Rod referred to his next roles at Holy Spirit St Clair as the most challenging period of his career in education. Initially the Special Education teacher, Rod was promoted to Learning Support Coordinator, and then Literacy Coordinator.

In his fourth year at the school Rod was part of the team who focussed on the school's literacy development and coordination.

"It was an extremely intense responsibility, and during this time, I no longer had the time to paint."

Making the decision to reinvest energy into his art career, Rod refocused his self-discipline to dedicate the same intellectual stamina and perspectives from his education background to his paintings.

"I have a driving philosophy in regards to my art that it is not about making things look like how other people would expect to see them."

"For me, I like to portray multiple artistic frames of perception overlayed through time, through emotional states and based on the subjectivity of one's personal language."

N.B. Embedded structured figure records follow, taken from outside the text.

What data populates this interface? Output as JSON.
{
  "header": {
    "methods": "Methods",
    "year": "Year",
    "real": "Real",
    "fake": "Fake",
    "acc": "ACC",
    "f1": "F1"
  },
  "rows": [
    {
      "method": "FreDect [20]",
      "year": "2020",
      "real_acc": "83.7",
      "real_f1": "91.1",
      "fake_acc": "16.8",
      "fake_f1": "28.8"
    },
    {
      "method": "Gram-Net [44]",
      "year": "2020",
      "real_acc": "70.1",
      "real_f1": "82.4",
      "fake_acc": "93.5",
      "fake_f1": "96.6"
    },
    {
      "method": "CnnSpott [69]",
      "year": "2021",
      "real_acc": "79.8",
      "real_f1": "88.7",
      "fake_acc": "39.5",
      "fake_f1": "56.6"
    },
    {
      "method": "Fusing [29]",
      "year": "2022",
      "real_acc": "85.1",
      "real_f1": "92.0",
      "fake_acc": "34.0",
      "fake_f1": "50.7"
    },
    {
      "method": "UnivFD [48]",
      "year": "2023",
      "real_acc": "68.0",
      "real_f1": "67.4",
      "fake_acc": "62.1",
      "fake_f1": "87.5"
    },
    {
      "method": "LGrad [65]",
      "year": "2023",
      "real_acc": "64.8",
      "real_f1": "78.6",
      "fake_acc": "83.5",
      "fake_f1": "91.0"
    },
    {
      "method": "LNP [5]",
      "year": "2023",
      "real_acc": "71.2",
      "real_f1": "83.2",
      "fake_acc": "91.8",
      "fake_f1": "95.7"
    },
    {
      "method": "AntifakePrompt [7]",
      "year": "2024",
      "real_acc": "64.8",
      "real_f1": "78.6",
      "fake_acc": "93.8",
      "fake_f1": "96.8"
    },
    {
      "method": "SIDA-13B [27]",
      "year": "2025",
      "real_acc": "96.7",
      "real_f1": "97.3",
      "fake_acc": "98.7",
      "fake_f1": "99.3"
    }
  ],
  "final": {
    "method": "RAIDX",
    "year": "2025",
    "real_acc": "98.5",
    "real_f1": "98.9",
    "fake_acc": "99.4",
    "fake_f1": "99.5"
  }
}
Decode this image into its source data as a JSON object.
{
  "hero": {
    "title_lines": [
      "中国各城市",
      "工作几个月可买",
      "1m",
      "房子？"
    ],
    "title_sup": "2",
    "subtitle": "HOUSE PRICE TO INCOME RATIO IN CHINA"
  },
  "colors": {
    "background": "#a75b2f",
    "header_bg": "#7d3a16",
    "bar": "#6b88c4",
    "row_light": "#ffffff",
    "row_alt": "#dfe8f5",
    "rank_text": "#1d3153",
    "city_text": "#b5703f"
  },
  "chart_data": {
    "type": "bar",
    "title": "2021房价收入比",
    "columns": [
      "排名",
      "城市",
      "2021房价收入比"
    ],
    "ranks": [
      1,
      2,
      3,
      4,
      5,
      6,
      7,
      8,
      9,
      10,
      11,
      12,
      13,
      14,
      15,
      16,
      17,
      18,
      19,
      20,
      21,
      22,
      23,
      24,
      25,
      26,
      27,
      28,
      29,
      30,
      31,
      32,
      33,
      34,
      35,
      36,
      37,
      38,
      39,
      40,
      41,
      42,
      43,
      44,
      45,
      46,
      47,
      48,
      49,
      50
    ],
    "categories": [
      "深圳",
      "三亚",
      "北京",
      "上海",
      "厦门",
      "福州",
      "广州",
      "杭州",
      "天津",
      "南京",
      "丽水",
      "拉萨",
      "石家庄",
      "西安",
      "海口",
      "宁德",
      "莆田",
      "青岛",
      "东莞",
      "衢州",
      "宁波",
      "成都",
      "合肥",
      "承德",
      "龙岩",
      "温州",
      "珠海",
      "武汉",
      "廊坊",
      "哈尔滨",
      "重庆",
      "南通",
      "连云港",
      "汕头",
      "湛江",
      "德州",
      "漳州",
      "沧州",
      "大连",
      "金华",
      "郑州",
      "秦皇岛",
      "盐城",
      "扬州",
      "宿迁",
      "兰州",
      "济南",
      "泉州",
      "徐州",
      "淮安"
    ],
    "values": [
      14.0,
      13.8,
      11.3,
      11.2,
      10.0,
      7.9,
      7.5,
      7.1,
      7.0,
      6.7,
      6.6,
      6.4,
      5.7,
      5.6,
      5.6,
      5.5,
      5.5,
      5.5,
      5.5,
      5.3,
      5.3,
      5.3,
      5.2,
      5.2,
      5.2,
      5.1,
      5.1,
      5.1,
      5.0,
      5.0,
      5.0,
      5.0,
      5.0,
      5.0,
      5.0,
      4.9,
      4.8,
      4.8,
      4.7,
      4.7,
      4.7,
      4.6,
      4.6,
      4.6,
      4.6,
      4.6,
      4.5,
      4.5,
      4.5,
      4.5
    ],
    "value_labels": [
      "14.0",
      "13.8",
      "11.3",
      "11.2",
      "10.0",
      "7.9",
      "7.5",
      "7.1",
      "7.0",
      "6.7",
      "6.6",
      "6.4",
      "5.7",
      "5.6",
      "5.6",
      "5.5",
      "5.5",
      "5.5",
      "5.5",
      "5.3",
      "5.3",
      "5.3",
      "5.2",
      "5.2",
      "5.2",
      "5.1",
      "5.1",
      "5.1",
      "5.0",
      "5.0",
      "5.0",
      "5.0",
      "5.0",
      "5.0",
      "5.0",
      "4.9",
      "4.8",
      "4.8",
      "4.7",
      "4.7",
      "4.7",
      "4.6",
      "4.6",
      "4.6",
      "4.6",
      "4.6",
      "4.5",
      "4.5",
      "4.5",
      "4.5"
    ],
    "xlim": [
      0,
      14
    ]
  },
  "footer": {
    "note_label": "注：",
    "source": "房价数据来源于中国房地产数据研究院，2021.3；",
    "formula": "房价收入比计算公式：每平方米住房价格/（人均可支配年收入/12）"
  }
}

Currently represented by Stella Downer Fine Art Gallery in Sydney, Rod's most recent exhibition Familiar Terrain featured a collection of urban street landscapes of his local neighbourhood of Newtown.

"I record and construct imaginative form from what I see around me. As I see it, the built environment is a perfect analogue for the human psyche; our aspirations, ambitions, ideals, our personalities, passions, egos, hubris, humility, quirks, fears and obsessions."

Rod continues to juggle both his successful artistic career with his role as a specialised learning consultant.